+128474
59
We have this relationship :
PS / SR = SR / SQ ....so...
4 / SR = SR / 16 cross-multiply
4 * 16 = SR * SR
64 = SR^2 take the square root of both sides
8 = SR
60
We can us the Pythagorean Theorem to find PR
PR = √[PS^2 + SR^2 ] = √[ 4^2 + 8^2 ] = √[16 + 64 ] = √ 80 = √[16 * 5 ] = 4√5 units ≈ 8.9 units
+2441 59. This is a very specific case where we can use this relationship, but it turns out that the hypotenuse of \(\triangle PRQ\) can be calculated using the geometric mean of the individual segments \(\overline{PS}\text{ and }\overline{SQ}\). The geometric mean is the nth root of the product of n numbers. In other words,
| \(RS=\sqrt{PS\cdot SQ}\) | We know the length of both of these, so we can solve for the missing length. |
| \(RS=\sqrt{4*16}\) | Now, simplify. |
| \(RS=\sqrt{64}=8\) | In the context of geometry where lengths are involved, only the positive answer is ever considered. |
We can find the other lengths using the Pythagorean's Theorem.
| \(PS^2+SR^2=RP^2\) | Plug in the values we know and solve for the unknown. |
| \(4^2+8^2=RP^2\) | |
| \(16+64=RP^2\) | |
| \(80=RP^2\) | Take the square root of both sides and reject the negative answer. |
| \(RP=\sqrt{80}=4\sqrt{5}\approx8.9 \) | |
| \(QS^2+SR^2=RQ^2\) | Do the same process as before to solve for the missing length. |
| \(16^2+8^2=RQ^2\) | This is now a matter of simplification. |
| \(256+64=RQ^2\) | |
| \(320=RQ^2\) | Take the principal root of both sides. |
| \(RQ=\sqrt{320}=8\sqrt{5}\approx17.9\) | |
Note to CPhill: Your ratio was close. It should have been \(\frac{RQ}{PR}=\frac{SQ}{RS}\). Visually, it is tricky to determine similar side lengths, which is why I generally avoid them. The similarity statement should be \(\triangle PRQ\sim \triangle PSR\sim \triangle RSQ\).
+2441 Geometers detest making assumptions; it is generally frowned upon because the idea to construct sound logic using previous theorems and postulate to formulate new ideas. However, rectangles cannot have lengths--sides can. Because of this, I have had to dissect the given information and have had to make an educated guess as to where the given information fits.

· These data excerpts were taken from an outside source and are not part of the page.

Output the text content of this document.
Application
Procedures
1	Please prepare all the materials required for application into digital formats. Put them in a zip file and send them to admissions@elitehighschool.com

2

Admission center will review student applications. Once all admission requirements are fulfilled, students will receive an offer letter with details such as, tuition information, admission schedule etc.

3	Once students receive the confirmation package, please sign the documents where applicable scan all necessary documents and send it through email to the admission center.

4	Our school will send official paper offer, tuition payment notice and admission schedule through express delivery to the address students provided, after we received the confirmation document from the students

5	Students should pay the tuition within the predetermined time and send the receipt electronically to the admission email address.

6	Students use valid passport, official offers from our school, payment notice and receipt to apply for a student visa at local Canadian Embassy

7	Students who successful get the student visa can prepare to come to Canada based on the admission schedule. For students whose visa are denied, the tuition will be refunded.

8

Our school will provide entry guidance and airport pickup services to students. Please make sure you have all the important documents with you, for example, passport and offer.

I will let this diagram demonstrate this:
We can solve for the remaining side length, \(BC\), by understanding the perimeter formula for a rectange.
| \(2(AB+BC)=\text{Perimeter}_{ABCD}\) | Let's plug in the known values and solve for the missing one. |
| \(2(20\text{cm}+BC)=60\text{cm}\) | Instead of distributig the 2, we can divide it from both sides. |
| \(20\text{cm}+BC=30\text{cm}\) | Subtract 20cm from both sides to finish the algebra. |
| \(BC=10\text{cm}\) | |
We know that \(EFGH\) is similar to \(ABCD\), which means that the sides are proportional. We can use this information to our advantage.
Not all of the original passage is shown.